When a museum's name is in the news, it usually spells trouble for the institution. And there's been plenty of it lately. There was a theft at mybeloved Hermitage in St. Petersburg: 221 pieces of Russian silver were missing from the museum storage room. When this was discovered, museum officials had the smarts to immediately go public about the theft. As a result, dealers and collectors who had unsuspectingly acquired some of the stolen silver have already returned a few of the missing items. And here's a Hollywood-worthy plot twist: suspicion initially fell on the Museum curator who died last year, and now Russian authorities have announced the arrest of her husband and son, implicating them in the theft. The Director of the Hermitage, Mikhail Piotrovsky, called the crime "a stab in the back" and promptly acknowledged a deficiency in the Museum's security.
Meanwhile, our friends at the Pompidou Center in Paris chose quite a different tack in dealing with breaking news -- pun intended ---- news about the destruction of two artworks entrusted to their care during the just-closed exhibition of contemporary Los Angeles art.
It was revealed, with much delay, that one work fell off the wall and broke into pieces right before the show opened four months ago, while the other artwork was smashed toward the end of the exhibition a couple of weeks ago. And that's not counting a third piece, which was slightly damaged and had to be moved from a heavily trafficked hallway to a more appropriate location.

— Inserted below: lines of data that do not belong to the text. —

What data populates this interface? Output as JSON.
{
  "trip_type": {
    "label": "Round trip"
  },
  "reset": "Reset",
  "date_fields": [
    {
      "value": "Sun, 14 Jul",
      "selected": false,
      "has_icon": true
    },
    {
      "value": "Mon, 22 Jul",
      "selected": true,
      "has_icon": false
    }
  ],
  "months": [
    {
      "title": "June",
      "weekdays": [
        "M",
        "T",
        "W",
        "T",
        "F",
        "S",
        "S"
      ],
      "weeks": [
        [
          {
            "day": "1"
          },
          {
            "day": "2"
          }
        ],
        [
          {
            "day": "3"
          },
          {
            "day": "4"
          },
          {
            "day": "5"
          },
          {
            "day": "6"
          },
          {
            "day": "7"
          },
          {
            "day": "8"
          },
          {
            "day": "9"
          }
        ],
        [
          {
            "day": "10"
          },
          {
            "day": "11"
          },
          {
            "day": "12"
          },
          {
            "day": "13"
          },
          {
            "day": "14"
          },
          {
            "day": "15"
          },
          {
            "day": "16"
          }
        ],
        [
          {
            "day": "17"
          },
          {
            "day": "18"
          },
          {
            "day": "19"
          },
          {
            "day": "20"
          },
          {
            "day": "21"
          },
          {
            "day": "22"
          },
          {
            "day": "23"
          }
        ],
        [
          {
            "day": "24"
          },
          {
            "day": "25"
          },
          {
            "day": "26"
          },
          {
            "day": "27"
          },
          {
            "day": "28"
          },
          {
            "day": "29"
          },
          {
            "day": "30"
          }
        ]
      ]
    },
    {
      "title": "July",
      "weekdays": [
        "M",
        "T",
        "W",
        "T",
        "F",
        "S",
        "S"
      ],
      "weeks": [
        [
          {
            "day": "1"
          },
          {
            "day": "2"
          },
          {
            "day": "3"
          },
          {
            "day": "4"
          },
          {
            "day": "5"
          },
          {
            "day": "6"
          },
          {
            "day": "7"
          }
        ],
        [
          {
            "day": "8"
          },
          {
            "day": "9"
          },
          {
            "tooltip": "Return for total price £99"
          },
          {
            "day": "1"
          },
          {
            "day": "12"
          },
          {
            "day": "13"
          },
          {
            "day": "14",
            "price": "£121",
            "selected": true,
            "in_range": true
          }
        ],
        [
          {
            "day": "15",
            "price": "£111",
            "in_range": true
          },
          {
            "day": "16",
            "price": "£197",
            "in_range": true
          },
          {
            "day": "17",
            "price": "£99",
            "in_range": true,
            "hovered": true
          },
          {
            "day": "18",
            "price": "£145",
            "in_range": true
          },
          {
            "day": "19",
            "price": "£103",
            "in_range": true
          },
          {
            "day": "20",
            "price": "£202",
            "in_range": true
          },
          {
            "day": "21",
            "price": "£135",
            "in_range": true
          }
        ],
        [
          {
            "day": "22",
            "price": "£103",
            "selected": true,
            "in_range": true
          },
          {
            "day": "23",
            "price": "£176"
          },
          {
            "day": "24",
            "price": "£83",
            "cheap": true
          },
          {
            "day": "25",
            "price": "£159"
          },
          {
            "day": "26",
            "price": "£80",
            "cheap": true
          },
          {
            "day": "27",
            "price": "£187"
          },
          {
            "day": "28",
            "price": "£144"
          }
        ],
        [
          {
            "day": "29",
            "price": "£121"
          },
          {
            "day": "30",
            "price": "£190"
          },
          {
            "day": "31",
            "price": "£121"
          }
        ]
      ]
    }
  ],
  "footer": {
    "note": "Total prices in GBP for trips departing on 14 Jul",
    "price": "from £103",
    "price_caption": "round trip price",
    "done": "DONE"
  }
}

Instead of taking responsibility, Catherine Grenier, the Museum's Chief Curator, obliquely hinted at the strange coincidence that the destroyed artworks were both made around 40 years ago, 'and isn't it strange' that they met their untimely death at roughly the same time? It's as if she's implying that there was something wrong with these artworks that caused their destruction. Makes me think of that infuriating remark in reference to a rape victim: "she asked for it." Now we're hearing from a number of art professionals speaking on and off the record about horror stories in dealing with the Pompidou Center. Hmm. Maybe Congress was right after all in renaming their cafeteria French fries, "freedom fries."
And now about museum developments closer to home. Following last year's resignation of several Getty trustees, John Biggs, the Chairman of the Board of the Getty Trust, has announced his own plan to depart several months before the end of his term. The Los Angeles Times claims that "his impeccable Wall Street credentials as a stickler for corporate accountability" was the main reason that he was appointed as the Chairman. However, when last year California State authorities initiated an investigation into the financial scandals surrounding Getty Chief Executive Barry Munitz, neither his boss, John Biggs, nor any other board member had the courage or decency to acknowledge the trouble, or accept responsibility. The only statement issued by them was, "No comment." And months later, when John Biggs was scheduled to review Munitz's excessive expense accounts, he delegated this job -- instead of doing it himself -- to Munitz's own assistants. I'm not sure if I would characterize it as na--ve, or simply irresponsible, to expect subordinates to investigate and report on their own powerful boss. And this is from a business leader with a stellar reputation as a "stickler for corporate accountability?" If this is an indication of how the business world operates in this country, then God save America.